Он засмеялся, я помню.

– Почему нет? – сказал он.

– Но можете ли вы представить себе… мне это нужно для неких… совсем иных замыслов, весьма отдаленных… можете ли вы представить себе, что такую пьесу действительно играют: на сцене, ставят: в театре… в вашем театре, к примеру… на маленькой площади?..

Он опять засмеялся, я помню.

– Я не знаю, – сказал он. – Почему нет, в самом деле?..

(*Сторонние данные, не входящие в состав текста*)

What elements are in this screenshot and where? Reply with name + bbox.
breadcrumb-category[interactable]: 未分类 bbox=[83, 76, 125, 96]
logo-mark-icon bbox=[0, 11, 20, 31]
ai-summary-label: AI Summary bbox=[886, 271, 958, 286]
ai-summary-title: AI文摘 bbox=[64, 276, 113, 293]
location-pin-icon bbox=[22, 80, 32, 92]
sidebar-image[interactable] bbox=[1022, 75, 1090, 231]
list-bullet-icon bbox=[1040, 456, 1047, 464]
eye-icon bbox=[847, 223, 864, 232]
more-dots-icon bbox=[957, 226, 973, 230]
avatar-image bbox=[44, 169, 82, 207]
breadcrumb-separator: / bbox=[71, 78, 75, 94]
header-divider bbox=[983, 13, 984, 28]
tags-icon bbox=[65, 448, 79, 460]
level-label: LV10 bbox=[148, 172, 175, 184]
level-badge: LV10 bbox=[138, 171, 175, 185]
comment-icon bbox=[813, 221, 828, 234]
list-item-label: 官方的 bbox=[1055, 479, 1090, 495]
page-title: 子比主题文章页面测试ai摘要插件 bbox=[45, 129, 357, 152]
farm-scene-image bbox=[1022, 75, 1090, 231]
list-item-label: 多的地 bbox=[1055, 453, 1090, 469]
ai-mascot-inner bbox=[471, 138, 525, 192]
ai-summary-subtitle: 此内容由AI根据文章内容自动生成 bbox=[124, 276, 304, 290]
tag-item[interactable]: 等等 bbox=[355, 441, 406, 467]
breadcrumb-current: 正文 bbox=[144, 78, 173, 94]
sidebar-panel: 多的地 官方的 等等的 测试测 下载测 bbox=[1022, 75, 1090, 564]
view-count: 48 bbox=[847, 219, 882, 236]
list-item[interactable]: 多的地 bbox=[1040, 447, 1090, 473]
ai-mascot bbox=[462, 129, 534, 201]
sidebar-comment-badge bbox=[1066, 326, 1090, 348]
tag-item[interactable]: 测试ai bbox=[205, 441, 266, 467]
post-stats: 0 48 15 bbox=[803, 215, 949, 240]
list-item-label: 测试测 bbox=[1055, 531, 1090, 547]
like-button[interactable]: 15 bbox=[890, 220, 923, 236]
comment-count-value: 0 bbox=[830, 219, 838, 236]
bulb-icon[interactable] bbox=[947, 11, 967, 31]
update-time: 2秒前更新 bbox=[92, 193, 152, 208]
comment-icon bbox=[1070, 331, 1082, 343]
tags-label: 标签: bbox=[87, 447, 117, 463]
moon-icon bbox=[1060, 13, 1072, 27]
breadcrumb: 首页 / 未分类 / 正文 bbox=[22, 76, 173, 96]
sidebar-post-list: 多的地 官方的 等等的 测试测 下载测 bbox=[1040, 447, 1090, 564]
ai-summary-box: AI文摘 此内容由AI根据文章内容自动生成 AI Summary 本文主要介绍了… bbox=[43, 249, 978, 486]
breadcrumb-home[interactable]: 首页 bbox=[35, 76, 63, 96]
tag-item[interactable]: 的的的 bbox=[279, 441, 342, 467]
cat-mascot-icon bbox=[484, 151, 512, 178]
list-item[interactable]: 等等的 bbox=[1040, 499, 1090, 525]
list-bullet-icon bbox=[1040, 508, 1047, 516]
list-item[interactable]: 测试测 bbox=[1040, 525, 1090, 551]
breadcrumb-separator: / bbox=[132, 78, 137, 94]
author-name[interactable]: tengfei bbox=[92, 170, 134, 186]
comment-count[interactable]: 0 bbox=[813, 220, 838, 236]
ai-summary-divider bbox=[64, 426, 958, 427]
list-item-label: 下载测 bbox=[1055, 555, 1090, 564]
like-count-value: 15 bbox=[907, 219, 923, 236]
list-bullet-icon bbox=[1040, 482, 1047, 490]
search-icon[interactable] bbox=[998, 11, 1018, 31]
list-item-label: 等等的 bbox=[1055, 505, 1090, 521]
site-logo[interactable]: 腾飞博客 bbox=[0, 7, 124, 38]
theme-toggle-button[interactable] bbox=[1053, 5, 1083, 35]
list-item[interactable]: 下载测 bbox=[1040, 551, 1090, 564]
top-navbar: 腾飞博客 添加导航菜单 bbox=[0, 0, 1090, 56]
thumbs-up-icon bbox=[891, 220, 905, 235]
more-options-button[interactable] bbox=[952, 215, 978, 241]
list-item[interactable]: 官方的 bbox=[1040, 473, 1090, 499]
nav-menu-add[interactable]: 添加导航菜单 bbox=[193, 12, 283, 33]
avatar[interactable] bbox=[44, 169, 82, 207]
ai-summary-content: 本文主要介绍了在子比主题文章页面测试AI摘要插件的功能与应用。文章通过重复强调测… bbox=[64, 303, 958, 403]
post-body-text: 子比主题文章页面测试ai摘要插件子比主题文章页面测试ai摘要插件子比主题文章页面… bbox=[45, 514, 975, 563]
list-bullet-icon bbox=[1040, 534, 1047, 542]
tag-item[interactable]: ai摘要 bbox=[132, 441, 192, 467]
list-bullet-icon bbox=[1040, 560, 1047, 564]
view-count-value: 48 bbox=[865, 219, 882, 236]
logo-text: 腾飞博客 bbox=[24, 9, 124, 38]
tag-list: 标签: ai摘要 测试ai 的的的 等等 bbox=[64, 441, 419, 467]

Фридрих же познакомил меня, наконец, и с Сергеем Сергеевичем (устроителем, режиссером…). Это было… да, в театре (на маленькой площади…), после – не самого, впрочем, удачного, и даже совсем неудачного (или так мне казалось…) спектакля; я (как обычно…) ждал его (Фридриха…) в уже пустом, уже темном зале, один, – и (как обычно…) оставшись один в этом зале (черные окна, белые стены, фанерные кресла…), уже не думая о только что виденном мною, совсем неудачном (или так мне казалось…) спектакле, пытался, глядя на сцену, представить себе – нет, теперь уже не что – как это будет происходить там, на сцене… как медленно, медленно выйдет он из-за кулис, на всеобщее обозрение… и когда он (т. е. Фридрих…) появился, наконец, из-за сцены, я встал – как обычно (и, как обычно, сиденье кресла ударилось, с протяжным скрипом, глухим стуком, о спинку…) – и только сделав два или три, может быть, шага, навстречу Фридриху, по проходу, увидел его, наконец: Сергея Сергеевича (устроителя, режиссера…). Он вышел, вместе с Фридрихом, из-за сцены, и пропуская его вперед, пошел, вслед за ним, в мою сторону… и он был, в самом деле, высок, худощав… и совершенно ясно я вспоминаю теперь то мгновенное чувство растерянности, удивленья, испуга, которое охватило меня, когда, остановившись прямо передо мною (Фридрих представил нас друг другу…), но глядя при этом куда-то мимо, вдаль, неизвестно куда, он, Сергей Сергеевич, сказал мне:

– Что же, – сказал он, – очень приятно. Вы пишете, значит, пьесу?.. Да, да, – сказал он (задержав на мне, на мгновение, взгляд – и тут же снова направив его: куда-то…) – Фридрих уже говорил мне. О чем же она?

Я смотрел, в растерянности, то на Фридриха, то на Сергея Сергеевича, то снова на Фридриха.

– Как бы то ни было, желаю вам всяческого успеха. Вы знакомы, кажется, с Максом?

– С Максом? Да, я знаком, разумеется, с Максом.

– Передавайте ему привет. Как он, кстати?

Я пожал, я помню, плечами (и что же, думаю я теперь, что же я мог ответить?..), и – и мы уже шли: по проходу, – прошли фойе, вышли на улицу, – и всю дорогу от театра к метро (мелькнул бульвар, промелькнула аллея…) Сергей Сергеевич говорил с Фридрихом – я не слышал, вернее: не слушал – я, во всяком случае, не помню уже о чем, – и лишь спускаясь в метро, прощаясь с нами обоими (он ехал в другую сторону, по другой линии…), он, Сергей Сергеевич, спросил меня снова о пьесе и вновь (сложив руки на груди, пошевелив пальцами…) пожелал мне – всяческого успеха.

– Но помилуйте, Фридрих, – мы стояли, вдвоем, на платформе, – никакой пьесы я не пишу.

– Вот как? Не пишете?..

Внезапный шум откуда-то, из туннеля, вылетевшего, налетевшего поезда заглушил, я помню, его смех, мои возражения.

– Ну что же… значит, не пишете.

Никакой пьесы я не писал; я даже не собирался писать ее. Писать ее (думал я…) будет… в моем романе… автор романа, отчасти совпадающий, отчасти не совпадающий, еще и еще раз, со мною… выходившим на улицу из метро; я сам, следовательно, собирался лишь писать – о ней, здесь, когда-нибудь, на этих страницах (и мне виделись, разумеется, некие, вполне прельщавшие меня переходы: от фраз к репликам, от повествования к диалогу; превращение: одних слов – в другие слова; двойное преображение…). Ни о каком ином писании я вообще, конечно, не думал.